Two Contract Areas Open on ICC Tuesday
Contract area B and C will open on the ICC tomorrow. Get the latest pricing, map, schedule and volume information.
Today the ribbon lay in two — tomorrow two major counties will be joined by one enormous roadway. At 6 a.m. Tuesday, the Intercounty Connector (ICC)/MD 200 is scheduled to make a giant expansion, connecting I-270/I-370 to I-95 near Laurel — opening up two additional contract areas of the ICC.
In February 2011, the segment designated as Contract A opened, which connected the 5.65 mile segment from I-270/I-370 to Georgia Avenue in Rockville/Olney. Tomorrow an additional segment will open, mapped out as both Contract B and Contract C. The additional 10-mile segment will pick up where the last segment left off, at Georgia Avenue, extending the east end of the ICC all the way to I-95.
For now it's a free ride until December 4 at midnight. This includes both the previously opened segment and the new segment. At 12:01 a.m. on December 5 that changes, according to Maryland Transportation Authority (MTA) spokesperson Kelly Melhem, who explained the hours, pricing and surcharge:
Peak Weekday Hours
It will cost cars and light trucks .25 per mile to travel the ICC during the peak hours: 6 to 9 a.m. and 4 to 7 p.m.
Overnight Weekday Hours
It will cost cars and light trucks .10 per mile during the overnight hours: 11 p.m. to 5 a.m.
Off-Peak Weekday Hours
The toll is .20 per mile for cars and light trucks during all other weekday hours, which are counted as off-peak: including 5 to 6 a.m., 9 a.m. to 4 p.m. and 7 p.m. to 11 p.m.
Saturday and Sunday Hours
On the weekend off-peak changes for cars and light trucks, the hours become: 5 a.m. to 11 p.m. There are no peak hours. And overnight hours are: 11 p.m. to 5 a.m.

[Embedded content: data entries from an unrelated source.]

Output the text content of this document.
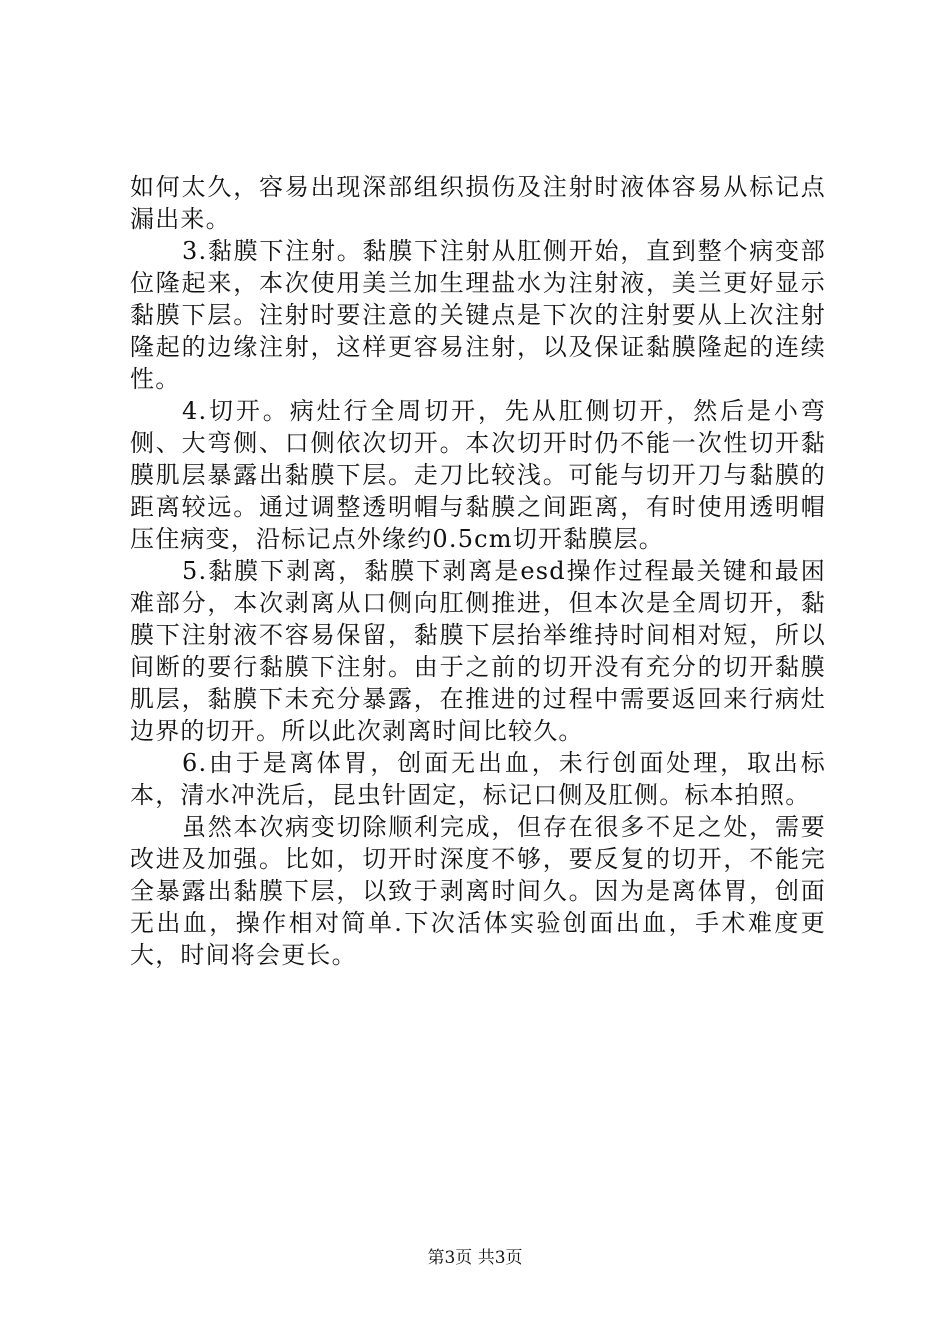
如何太久，容易出现深部组织损伤及注射时液体容易从标记点漏出来。

3.黏膜下注射。黏膜下注射从肛侧开始，直到整个病变部位隆起来，本次使用美兰加生理盐水为注射液，美兰更好显示黏膜下层。注射时要注意的关键点是下次的注射要从上次注射隆起的边缘注射，这样更容易注射，以及保证黏膜隆起的连续性。

4.切开。病灶行全周切开，先从肛侧切开，然后是小弯侧、大弯侧、口侧依次切开。本次切开时仍不能一次性切开黏膜肌层暴露出黏膜下层。走刀比较浅。可能与切开刀与黏膜的距离较远。通过调整透明帽与黏膜之间距离，有时使用透明帽压住病变，沿标记点外缘约0.5cm切开黏膜层。

5.黏膜下剥离，黏膜下剥离是esd操作过程最关键和最困难部分，本次剥离从口侧向肛侧推进，但本次是全周切开，黏膜下注射液不容易保留，黏膜下层抬举维持时间相对短，所以间断的要行黏膜下注射。由于之前的切开没有充分的切开黏膜肌层，黏膜下未充分暴露，在推进的过程中需要返回来行病灶边界的切开。所以此次剥离时间比较久。

6.由于是离体胃，创面无出血，未行创面处理，取出标本，清水冲洗后，昆虫针固定，标记口侧及肛侧。标本拍照。

虽然本次病变切除顺利完成，但存在很多不足之处，需要改进及加强。比如，切开时深度不够，要反复的切开，不能完全暴露出黏膜下层，以致于剥离时间久。因为是离体胃，创面无出血，操作相对简单.下次活体实验创面出血，手术难度更大，时间将会更长。

第3页 共3页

Pricing and Surcharge System
The price adds up to $4 on weekdays for cars and light trucks that drive the distance, I-270/I-370 to I-95, during peak hours. That is for drivers with E-ZPass.
There are no toll booths, so drivers without E-ZPass will get a bill in the mail plus a video surcharge or Video Toll Rate (VRT). The surcharge is calculated by taking the greater of — either a $1 minimum or an amount adding up to 50 percent more than the E-ZPass rate. The bill goes to the registered driver of the vehicle based on the license plate.
In the case of a car or light truck going the distance from I-270/I-370 to I-95 for $4 during peak hours, 50 percent more adds up to $2, which is clearly greater than the $1 minimum surcharge. And the surcharge is the greater between the two. So the total charge for the trip would be $6.
But in a shorter trip, where a 50 percent addition would be less than a $1, motorists would get the greater, $1, added to the E-ZPass rate.
There's a maximum VRT of $15, but Melhem said that would not affect cars or light trucks, it instead gives a price break to very large trucks, such as those with five and six axels.
The ICC now accommodates about 15,000 vehicles a day, including weekdays and weekends, according to Melhem.
When the new segment opens, the MTA projects 20,000 vehicles on weekdays in the first few months, Melhem said, adding that the projection grows to 25,000 to 30,000 around June of 2012.
“After five decades of debate and discussion, we are now celebrating the opening of a state-of-the-art roadway that connects the I-270 high-tech corridor and the I-95 business corridor,” said Lt. Governor Anthony G. Brown, who helped cut the ribbon.